A mother and son contend they never received mailed checks from Chase totaling nearly $1.2 million.

A mother and son have sued JPMorgan Chase Bank, contending they never received over $1.1 million in funds from certificates of deposit that they say the bank mailed without their knowledge.

In a complaint filed last week in California Superior Court, Rui Wang and Hengchen Qu, who live in China, accuse Chase of unjust enrichment and breach of contract and seek over $1.18 million in damages.

The pair opened three “automatically renewable” nine-month CDs totaling $1.16 million in 2019 at a Chase branch in Arcadia, California, according to the complaint. 

After opening the accounts, they returned to China; when they came back to the U.S., the plaintiffs went to the branch and asked about the CDs’ status, the lawsuit says.

“The staff stated that the CD accounts had been closed and three checks, each representing the fund therein, had been mailed to the address provided by plaintiffs, which were not received by, or even known to, plaintiffs,” the complaint says.

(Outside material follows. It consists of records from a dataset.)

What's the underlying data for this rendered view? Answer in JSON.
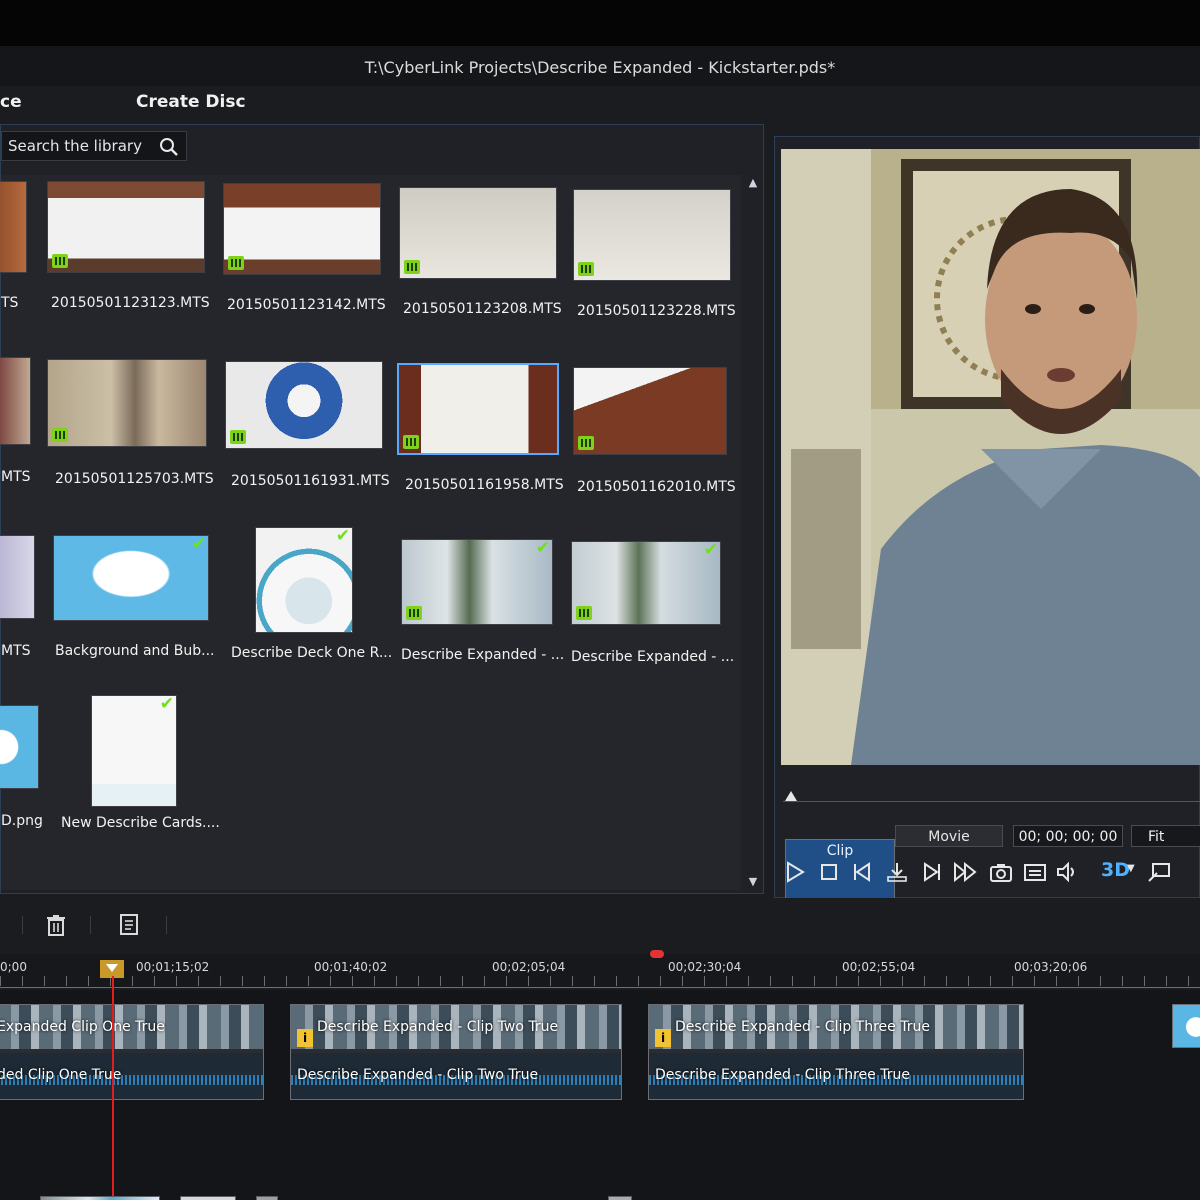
{
  "window": {
    "title": "T:\\CyberLink Projects\\Describe Expanded - Kickstarter.pds*"
  },
  "rooms": {
    "partial_label": "ce",
    "create_disc": "Create Disc"
  },
  "library": {
    "search_placeholder": "Search the library",
    "items": [
      {
        "name": "TS",
        "kind": "video",
        "checked": false
      },
      {
        "name": "20150501123123.MTS",
        "kind": "video",
        "checked": false
      },
      {
        "name": "20150501123142.MTS",
        "kind": "video",
        "checked": false
      },
      {
        "name": "20150501123208.MTS",
        "kind": "video",
        "checked": false
      },
      {
        "name": "20150501123228.MTS",
        "kind": "video",
        "checked": false
      },
      {
        "name": "MTS",
        "kind": "video",
        "checked": false
      },
      {
        "name": "20150501125703.MTS",
        "kind": "video",
        "checked": false
      },
      {
        "name": "20150501161931.MTS",
        "kind": "video",
        "checked": false
      },
      {
        "name": "20150501161958.MTS",
        "kind": "video",
        "checked": false,
        "selected": true
      },
      {
        "name": "20150501162010.MTS",
        "kind": "video",
        "checked": false
      },
      {
        "name": "MTS",
        "kind": "video",
        "checked": false
      },
      {
        "name": "Background and Bub...",
        "kind": "image",
        "checked": true
      },
      {
        "name": "Describe Deck One R...",
        "kind": "image",
        "checked": true
      },
      {
        "name": "Describe Expanded - ...",
        "kind": "video",
        "checked": true
      },
      {
        "name": "Describe Expanded - ...",
        "kind": "video",
        "checked": true
      },
      {
        "name": "D.png",
        "kind": "image",
        "checked": false
      },
      {
        "name": "New Describe Cards....",
        "kind": "image",
        "checked": true
      }
    ]
  },
  "preview": {
    "mode_clip": "Clip",
    "mode_movie": "Movie",
    "timecode": "00; 00; 00; 00",
    "fit": "Fit",
    "three_d": "3D"
  },
  "timeline": {
    "ruler": [
      "0;00",
      "00;01;15;02",
      "00;01;40;02",
      "00;02;05;04",
      "00;02;30;04",
      "00;02;55;04",
      "00;03;20;06"
    ],
    "clips": [
      {
        "title": "Expanded Clip One True",
        "audio": "ded Clip One True"
      },
      {
        "title": "Describe Expanded - Clip Two True",
        "audio": "Describe Expanded - Clip Two True"
      },
      {
        "title": "Describe Expanded - Clip Three True",
        "audio": "Describe Expanded - Clip Three True"
      }
    ],
    "info_badge": "i"
  },
  "colors": {
    "accent": "#1f4f86",
    "selection": "#58a9ff",
    "playhead": "#e21d1d",
    "check": "#6fe11b"
  }
}
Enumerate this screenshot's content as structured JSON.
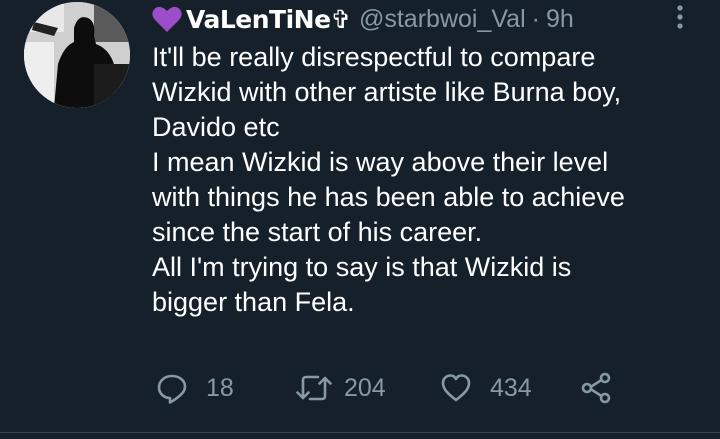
{
  "tweet": {
    "author": {
      "emoji_icon": "purple-heart-icon",
      "display_name": "VaLenTiNe✞",
      "handle": "@starbwoi_Val",
      "separator": "·",
      "time": "9h"
    },
    "more_icon": "more-vertical-icon",
    "text_lines": [
      "It'll be really disrespectful to compare",
      "Wizkid with other artiste like Burna boy,",
      "Davido etc",
      "I mean Wizkid is way above their level",
      "with things he has been able to achieve",
      "since the start of his career.",
      "All I'm trying to say is that Wizkid is",
      "bigger than Fela."
    ],
    "actions": {
      "reply": {
        "icon": "reply-icon",
        "count": "18"
      },
      "retweet": {
        "icon": "retweet-icon",
        "count": "204"
      },
      "like": {
        "icon": "heart-icon",
        "count": "434"
      },
      "share": {
        "icon": "share-icon"
      }
    }
  },
  "colors": {
    "background": "#15202b",
    "text": "#ffffff",
    "secondary_text": "#8899a6",
    "emoji": "#9b4dca"
  }
}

The accounts totaled nearly $1.19 million by then, according to the suit.

The mother and son demanded the checks be reissued, but a bank assistant vice president required them first to provide the numbers on the three previously issued checks, “which was impossible for Plaintiffs to do,” they contend. In several meetings this month, the executive told the pair that he and his supervisor couldn’t help them further without the check numbers, the lawsuit says.

Chase is obligated to provide the funds on the spot upon customer request, the suit claims.

As a direct result of the bank’s breach of contract, Wang and Qu “have suffered financial losses for their failure to access the funds they needed,” the suit says.

Chase had no comment on the complaint Tuesday, a spokesman said by email.